Danos? Muitos. Numa atividade que depende de sistemas regulatórios ágeis e aparelhos eficazes de fiscalização, é imprescindível um alto conhecimento técnico.

É de se estranhar que ao crescente reconhecimento pela sociedade da agropecuária como vetor de desenvolvimento se dê uma moeda de troca de tão baixo valor.

Há pouco mais de um mês, mencionei nesta CartaCapital que os ministros lá empossados, em seus discursos invariavelmente prometem reformas de gestão que param na página nove. Levam João para a mesa de José e vice-versa.

Sem qualquer relação de causa e efeito, porque muito pequenos somos, fato é que logo no dia seguinte as folhas e telas cotidianas noticiaram decisão dos fiscais federais agropecuários de paralisarem suas atividades, em protesto contra a nomeação política para cargos importantes do ministério.

Exigiam também a realização de concursos públicos, pois o último ocorreu em 2007.

Junte-se a isso um desagradável corte de verbas que, no entanto, não impediu o ministro Antônio Andrade (PMDB-MG), empossado em março deste ano, contratar 92 cargos de confiança para a Pasta.

O jornal Valor Econômico, em matéria de 18 de setembro, informou que grande parte das indicações serve interesses do deputado Eduardo Cunha (PMDB-RJ), líder do partido na Câmara.

Ainda que interesses não fossem, mas apenas privilegiadíssima visão do potencial de trabalho de seus indicados, com a alegada falta de técnicos no ministério, um concurso faria o Brasil parecer mais uma República do que a Federação de Corporações que vivo apregoando.

Mas baixemos ao cotidiano em que vive a produção do celeiro mundial.
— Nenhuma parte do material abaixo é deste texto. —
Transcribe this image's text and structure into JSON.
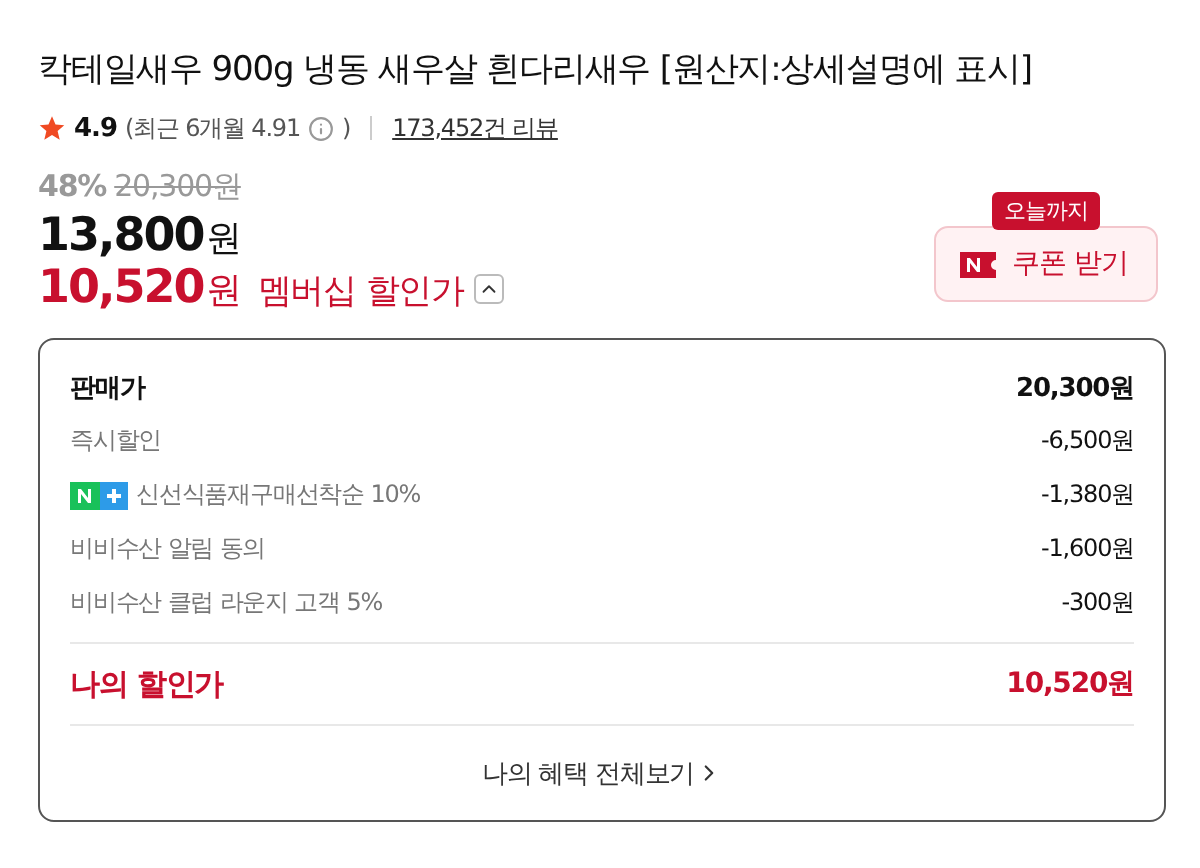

A Secretaria de Defesa Sanitária do MAPA trabalha ali ó com a Agência Nacional de Vigilância Sanitária, que é ligada ao ministério da Saúde. Uma defende, outra vigia; algumas vezes trocam de turno.

Tanto que se for necessário aprovar um defensivo contra pragas ou doenças vegetais, o interessado precisa falar com o defensor e o vigilante.
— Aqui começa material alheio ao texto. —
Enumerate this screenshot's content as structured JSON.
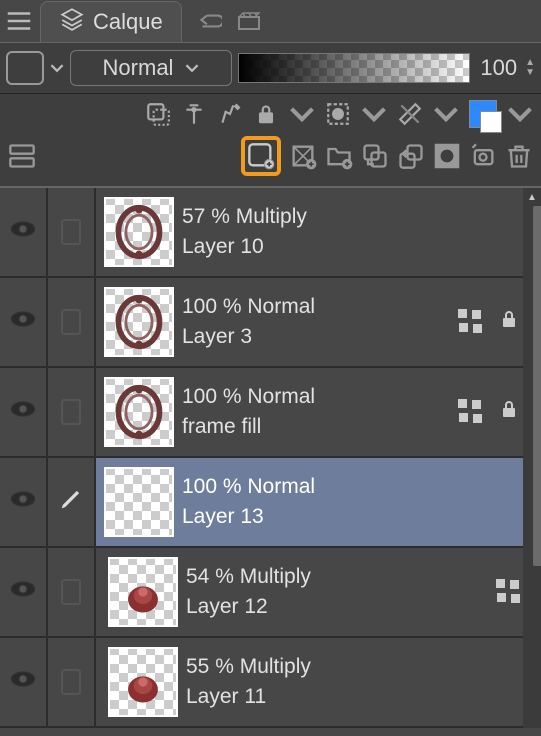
{
  "tab": {
    "label": "Calque"
  },
  "controls": {
    "blend_mode": "Normal",
    "opacity": "100"
  },
  "layers": [
    {
      "opacity": "57",
      "blend": "Multiply",
      "name": "Layer 10",
      "visible": true,
      "selected": false,
      "hasMask": false,
      "locked": false,
      "thumb": "frame1"
    },
    {
      "opacity": "100",
      "blend": "Normal",
      "name": "Layer 3",
      "visible": true,
      "selected": false,
      "hasMask": true,
      "locked": true,
      "thumb": "frame2"
    },
    {
      "opacity": "100",
      "blend": "Normal",
      "name": "frame fill",
      "visible": true,
      "selected": false,
      "hasMask": true,
      "locked": true,
      "thumb": "frame3"
    },
    {
      "opacity": "100",
      "blend": "Normal",
      "name": "Layer 13",
      "visible": true,
      "selected": true,
      "editing": true,
      "hasMask": false,
      "locked": false,
      "thumb": "empty"
    },
    {
      "opacity": "54",
      "blend": "Multiply",
      "name": "Layer 12",
      "visible": true,
      "selected": false,
      "hasMask": true,
      "locked": false,
      "thumb": "rose1",
      "offset": true
    },
    {
      "opacity": "55",
      "blend": "Multiply",
      "name": "Layer 11",
      "visible": true,
      "selected": false,
      "hasMask": false,
      "locked": false,
      "thumb": "rose2",
      "offset": true
    }
  ]
}
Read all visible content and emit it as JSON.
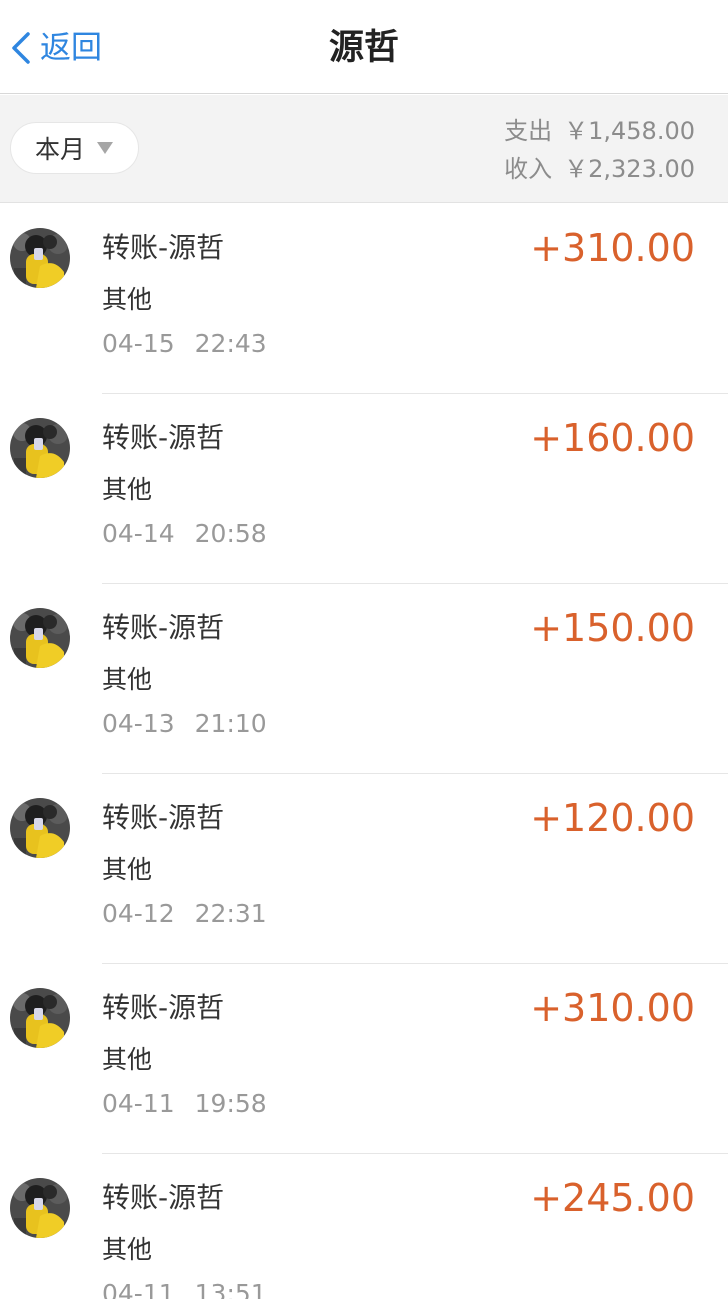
{
  "nav": {
    "back_label": "返回",
    "title": "源哲"
  },
  "filter": {
    "month_label": "本月"
  },
  "summary": {
    "expense_label": "支出",
    "expense_value": "￥1,458.00",
    "income_label": "收入",
    "income_value": "￥2,323.00"
  },
  "colors": {
    "accent": "#2f86e0",
    "income": "#d9612c"
  },
  "icons": {
    "back": "chevron-left-icon",
    "caret": "caret-down-icon",
    "avatar": "user-avatar"
  },
  "transactions": [
    {
      "title": "转账-源哲",
      "category": "其他",
      "date": "04-15",
      "time": "22:43",
      "amount": "+310.00"
    },
    {
      "title": "转账-源哲",
      "category": "其他",
      "date": "04-14",
      "time": "20:58",
      "amount": "+160.00"
    },
    {
      "title": "转账-源哲",
      "category": "其他",
      "date": "04-13",
      "time": "21:10",
      "amount": "+150.00"
    },
    {
      "title": "转账-源哲",
      "category": "其他",
      "date": "04-12",
      "time": "22:31",
      "amount": "+120.00"
    },
    {
      "title": "转账-源哲",
      "category": "其他",
      "date": "04-11",
      "time": "19:58",
      "amount": "+310.00"
    },
    {
      "title": "转账-源哲",
      "category": "其他",
      "date": "04-11",
      "time": "13:51",
      "amount": "+245.00"
    }
  ]
}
Com o quadro de 17 técnicos que tem hoje e ritmo de 11 processos analisados por ano, que é o histórico, a Anvisa levaria 117 anos para completar o trabalho que está em suas bancadas.

Está certo, e também errado, que muita empresa pede registros de seus produtos para usá-los como ativos intangíveis e inatingíveis, pois nunca serão comercializados.

Mas daí a ficar enfiando políticos em postos técnicos vai uma distância de talvez 117 anos até que a civilização vença a barbárie.

O estado de São Paulo é responsável por quase um terço do PIB e tem alta representatividade na agropecuária nacional.

O escritório regional do MAPA nesta capital, como se costuma escrever em contratos vários, fica na Rua Treze de Maio, o bairro Bexiga, de Adoniram Barbosa e das cantinas, no mesmo edifício onde antes estava o saudoso IBC, Instituto Brasileiro do Café.

Pois bem, se os prezados leitores precisarem de alguma informação sobre processos novos ou em andamento serão atendidos apenas das 14 às 17 horas, e sem agendamento. Que Mané hora marcada, coisa nenhuma.

E isso se os dois abnegados técnicos que lá atendem não tiverem saído para alguma viagem de inspeção.

Não deu? Volta no dia seguinte. Ainda não deu? Persistência é uma virtude até você virar um chato.

Que depois não se reclame se em seus protestos os fiscais agropecuários virarem Black Blocs.